HDOT files lawsuit against Ciber, Inc., a consulting firm, alleging fraud and breach of contract on State highway software upgrade projectPosted on Sep 2, 2015 in Highways News, Main, News
HONOLULU – The Hawaii Department of Transportation (HDOT) filed a lawsuit today against Ciber, Inc., alleging that the consulting firm defrauded the State and engaged in other misconduct on a project to implement new software for the HDOT’s Highways Division.
The lawsuit alleges that Ciber pulled a “bait and switch” by misrepresenting its capabilities in order to land a contract to replace HDOT’s existing computer system with a new enterprise resource planning (ERP) system to run the State’s highway financial management operations. The lawsuit asserts that contrary to its pre-contract assurances, Ciber was unable to design and implement a system that could perform essential functions, including obtaining reimbursements from the Federal Highway Administration (FHWA). Such federal reimbursements, usually totaling approximately $170 million a year, are crucial to the State’s work in maintaining and building highways.
According to the lawsuit, the fraud continued during the project, as reflected by internal Ciber documents in DOT’s possession. In those documents, senior Ciber managers acknowledged submitting “erroneous invoices and fictitious change orders,” billing HDOT for work that Ciber knew was of no value, and deliberately under-staffing the Project to meet Ciber’s own internal profitability benchmarks. In addition, the lawsuit charges that Ciber used lobbyists and exercised inappropriate political influence to undercut the authority of HDOT managers and undermine HDOT’s attempts to benefit from independent technical advice.

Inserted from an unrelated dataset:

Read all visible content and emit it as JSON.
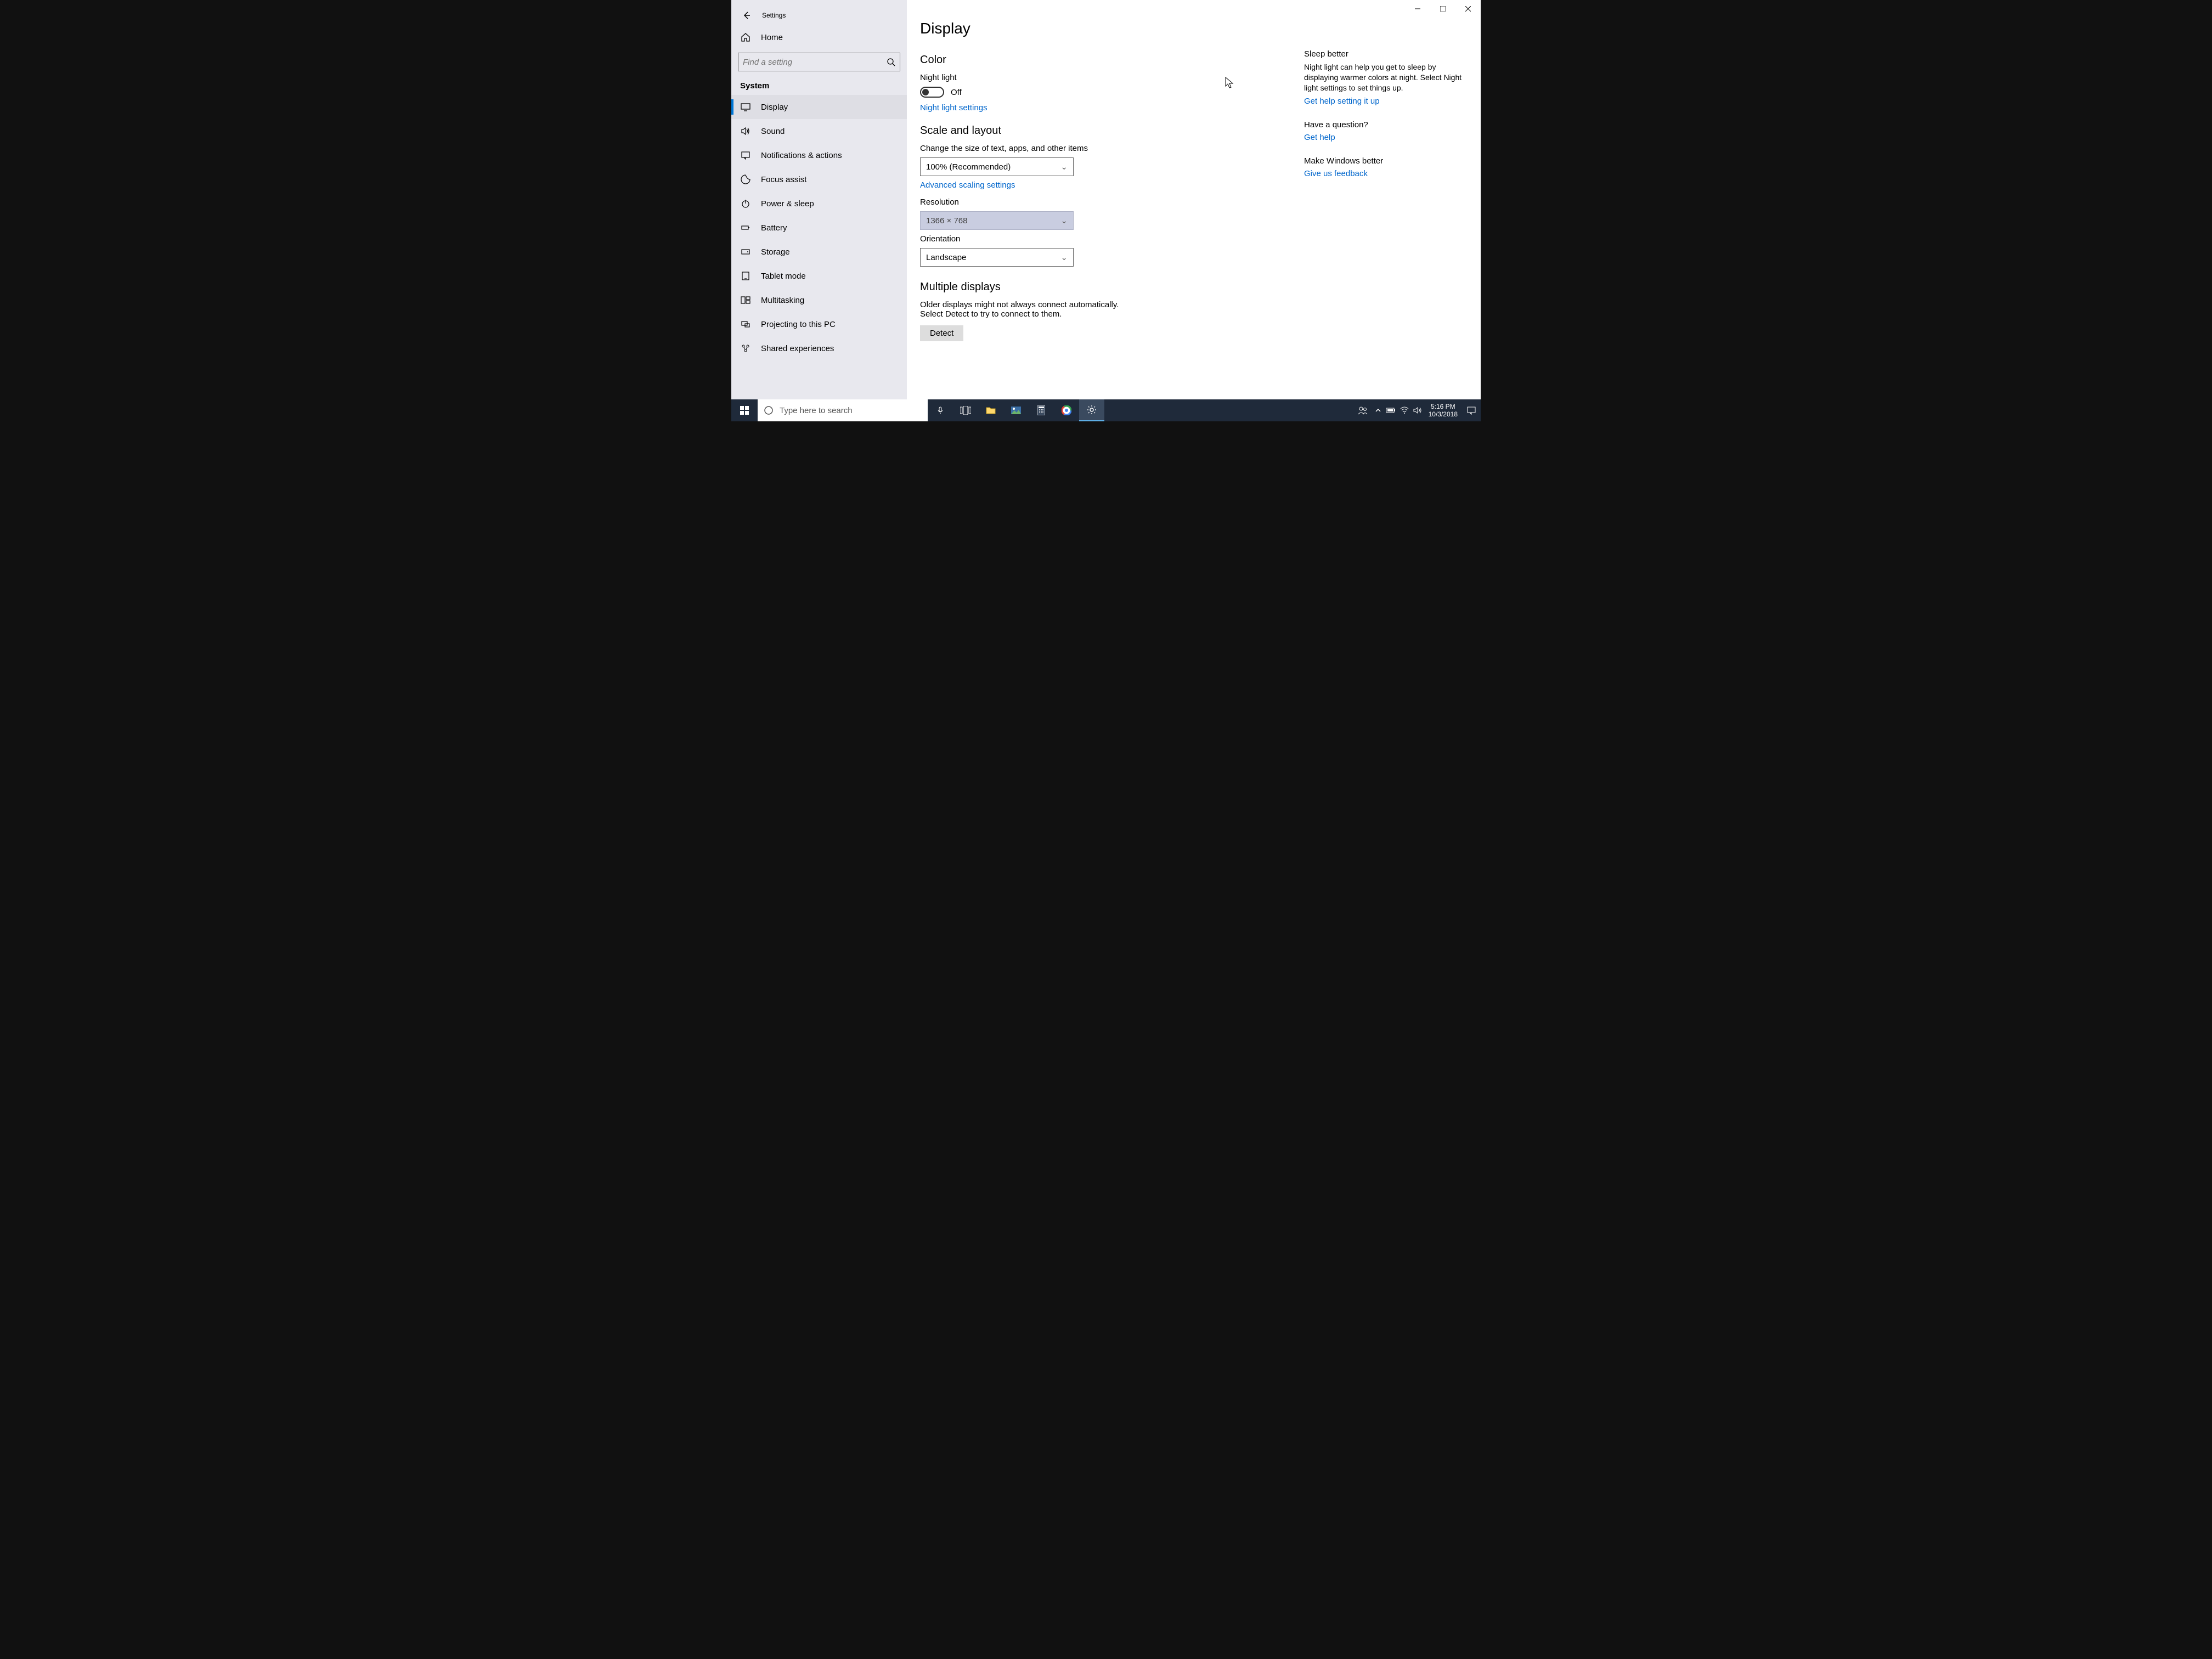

The State terminated Ciber from the project earlier this year, as a result of missed deadlines, missing functionality and software bugs and glitches. The implementation, known as the FAST project, began in 2008. An attempt to “go live” on Ciber’s defective system in 2013 was cancelled because the system was unable to perform even simple tasks.
The State is seeking tens of millions in damages, including more than $8 million in fees it paid to Ciber.
“This lawsuit reflects Hawaii’s commitment to ensuring that vendors who violate the public trust will be held accountable for their misconduct, and that taxpayers will be protected,” said Ford Fuchigami, Hawaii Department of Transportation Director.